In the past month, Kevin and I have spent almost 50 hours in the car. A series of family crises have had us driving all over the Midwest. We've caught up on all of our podcasts (we're avid podcast listeners) and argued about the best Christmas music.  Per usual, I also snagged a book at the last minute before one of the trips.

I've talked about this before. Audiobooks we listen to together really have one requirement: be riveting enough to keep Kevin's attention. At this point, I just go straight for the most popular, currently available thrillers on our library's website. 

Thus, the story of how we listened to David Rosenfelt's Down to the Wire

I have never read anything by Rosenfelt before, so I was definitely flying blind. The publisher's description made it seem exciting enough to keep my dear husband interested:
"A reporter for the Bergen News, Chris Turley could never measure up to his father. Edward Turley, a combination of Bob Woodward and Ernie Pyle, was one of the last great investigative reporters and a difficult man to impress. While stuck covering press conferences and town hall meetings, Chris, his father’s legend in mind, has always dreamed of his own Pulitzer, however unlikely it seems. 
"Then one day while he’s waiting to meet a source, a giant explosion takes out half of an office building next door. Shocked into action, Chris saves five people from the burning building. His firsthand account in the next day’s paper makes him a hero and a celebrity.
"And that’s not all. The source’s next tip delivers a second headline-grabber of a story for Chris, and suddenly his career is looking a lot more like his dad’s. But then it seems this anonymous source has had a plan for Chris all along, and his luck for being in the right place at the right time is not a coincidence at all. What seemed like a reporter’s dream quickly becomes an inescapable nightmare.
"Down to the Wire, David Rosenfelt’s shocking new thriller about an ordinary man who gets exactly what he’s always wanted at a price he can never pay, is an intense thrill ride that will have readers racing through the pages right up to the end."
That's pretty much all you need to know about the plot without giving away spoilers. And, seriously, what good is a thriller if you know the ending? Especially one where the writing is, well, just ok.

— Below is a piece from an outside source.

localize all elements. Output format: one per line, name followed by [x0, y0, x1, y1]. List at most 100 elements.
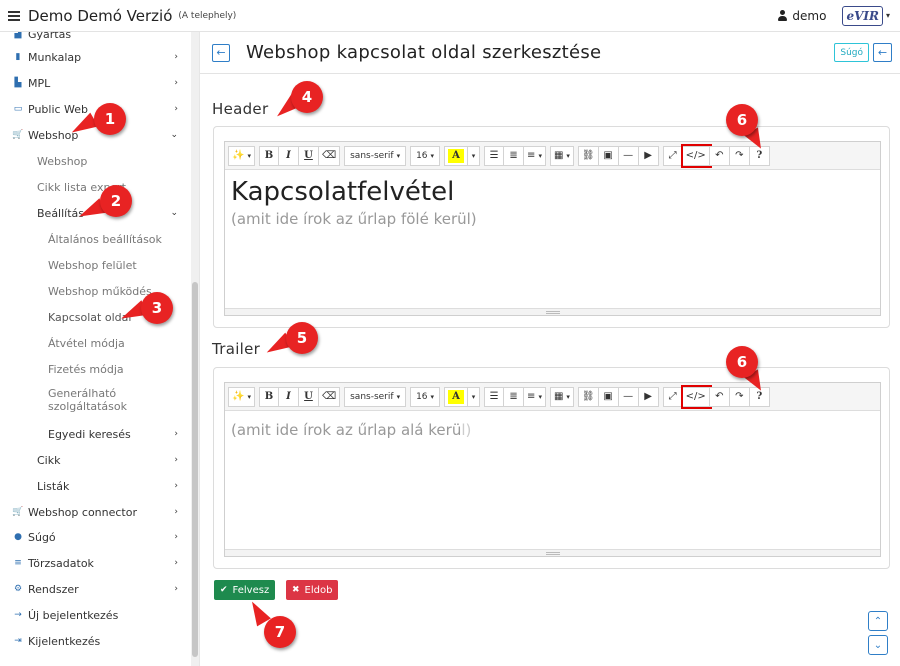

I know I have been getting totally spoiled on all my classics lately. Getting more serious about the blog has, if not made me more selective, at least made me more attune to writing level. I won't go on a rant about that now. Just wait until my post on Alligiant, Veronica Roth's latest.

All that to say, Rosenfelt wrote a typical thriller. The book is about, literally, explosions, not characters. Michael Hurley would be ashamed. It worked great for its purpose. Kevin enjoyed it and I had some fun guessing the plot twists. Ultimately, though, it was a very predictable, shallow novel. If that's your thing, though, or you have lots of driving hours to pass, give it a go. You may enjoy it for just what it is.